Ten years ago, I probably wouldn’t have believed it, but it’s true. I was first introduced to the practice in my early 20s, and as far as I was concerned, yoga involved a single VHS tape that I played and re-played day after day, even after I had the postures memorized. But I loved it. When I wore that tape out, I bought the same practice in DVD format.
Here’s the thing: There was nothing magical about the instructor or impressive about the sequence. It’s just that I was wading through a journey of anxiety and depression, and yoga became my refuge. At the time, I didn’t understand why or how it was working for me, but I just knew it was.
I don’t feel lost anymore…
I know they say not all who wander are lost, but back then, I was pretty lost. I felt like I had been given glimpses of who I was created to be, but I hadn’t found the freedom to fully embrace that person. I was battling the darkness in my mind and struggling against my own body, watching my weight fluctuate, wandering in and out of college while working a desk job that stifled my spirit. But eventually, grace intervened, and despite my resistance to religion, I landed in the lap of Love and settled into a relationship with Jesus.
I found Holy Yoga…
Shortly after, I packed up my belongings (including that DVD) and wandered over a thousand miles to Montana. I finally felt home and had more peace, but I was still searching for purpose. Then my mentor suggested that I teach Christian yoga. Neither of us knew if this even existed, but she thought it was a perfect fit for me. I thought she was insane. But I still looked into it. I had never even taken a live yoga class of any kind. But I still signed up for instructor training; just as soon as the founder of Holy Yoga assured me that this was “real” yoga and not just stretching to Christian music.

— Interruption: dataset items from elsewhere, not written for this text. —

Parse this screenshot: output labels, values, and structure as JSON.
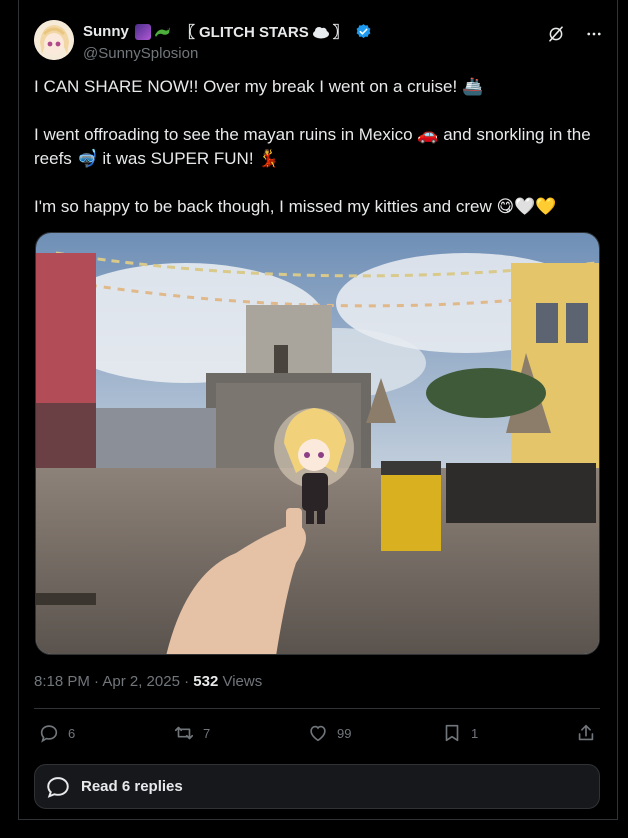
{
  "author": {
    "display_name": "Sunny",
    "team_tag": "〖 GLITCH STARS",
    "team_tag_end": "〗",
    "handle": "@SunnySplosion"
  },
  "tweet": {
    "lines": [
      "I CAN SHARE NOW!! Over my break I went on a cruise! 🚢",
      "I went offroading to see the mayan ruins in Mexico 🚗 and snorkling in the reefs 🤿 it was SUPER FUN! 💃",
      "I'm so happy to be back though, I missed my kitties and crew 😋🤍💛"
    ]
  },
  "meta": {
    "time": "8:18 PM · Apr 2, 2025 · ",
    "views_count": "532",
    "views_label": " Views"
  },
  "actions": {
    "replies": "6",
    "reposts": "7",
    "likes": "99",
    "bookmarks": "1"
  },
  "read_replies_label": "Read 6 replies",
  "colors": {
    "background": "#000000",
    "text": "#e7e9ea",
    "muted": "#71767b",
    "border": "#2f3336",
    "verified": "#1d9bf0"
  },
  "icons": [
    "grok-icon",
    "more-icon",
    "reply-icon",
    "repost-icon",
    "like-icon",
    "bookmark-icon",
    "share-icon",
    "verified-badge-icon",
    "chat-bubble-icon"
  ]
}
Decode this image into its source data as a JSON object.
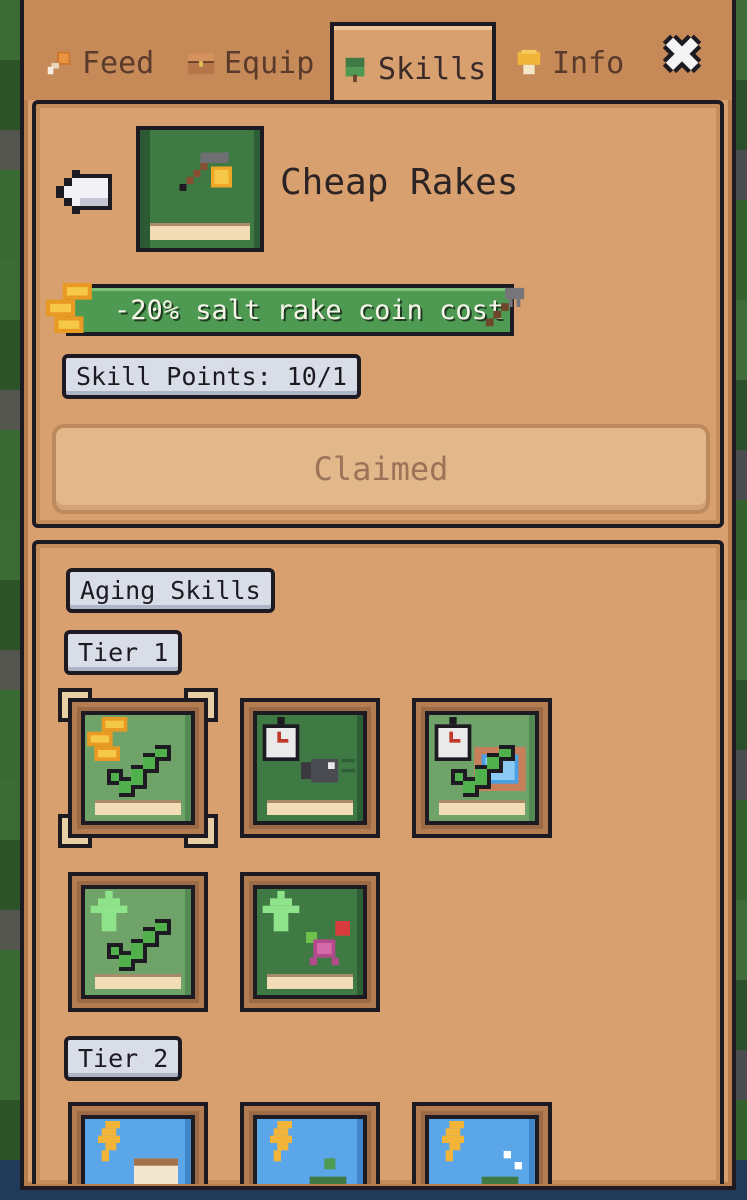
{
  "tabs": [
    {
      "label": "Feed",
      "icon": "drumstick-icon",
      "active": false
    },
    {
      "label": "Equip",
      "icon": "chest-icon",
      "active": false
    },
    {
      "label": "Skills",
      "icon": "clover-icon",
      "active": true
    },
    {
      "label": "Info",
      "icon": "mushroom-icon",
      "active": false
    }
  ],
  "close_icon": "close-icon",
  "detail": {
    "title": "Cheap Rakes",
    "effect": "-20% salt rake coin cost",
    "skill_points": "Skill Points: 10/1",
    "claim_button": "Claimed"
  },
  "skills": {
    "section_title": "Aging Skills",
    "tier1": "Tier 1",
    "tier2": "Tier 2"
  },
  "colors": {
    "panel": "#d8a06e",
    "accent_green": "#4f9a52",
    "outline": "#1e1a22"
  }
}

I flew to a place I had never been to spend a week with people I had never met to learn how to teach a style of yoga that I had never done. And it was the best week of my life. It was also the best yoga of my life; but it wasn’t about the yoga, it was about the connection of myself to my God. There I got to see myself as my Creator saw me. Seeds for healing my body image issues were planted, and Light rushed into the places in my mind that once held fear and doubt.
I met women at that training who are still some of the most important women in my life more than six years later. God gave me community and filled my heart with Truth and sent me home with open hands, ready to serve and to share.
So what’s better than yoga?
Yoga that is holy, set apart for the glory and honor of God. There is nothing like yoga that connects you to the awareness that you are a part of something bigger than yourself; to the one true God that is more capable and more loving than you could ever imagine. It’s an invitation I rarely turn down; one to come to the mat, just as I am, into the arms of my God that is always reminding me I am enough.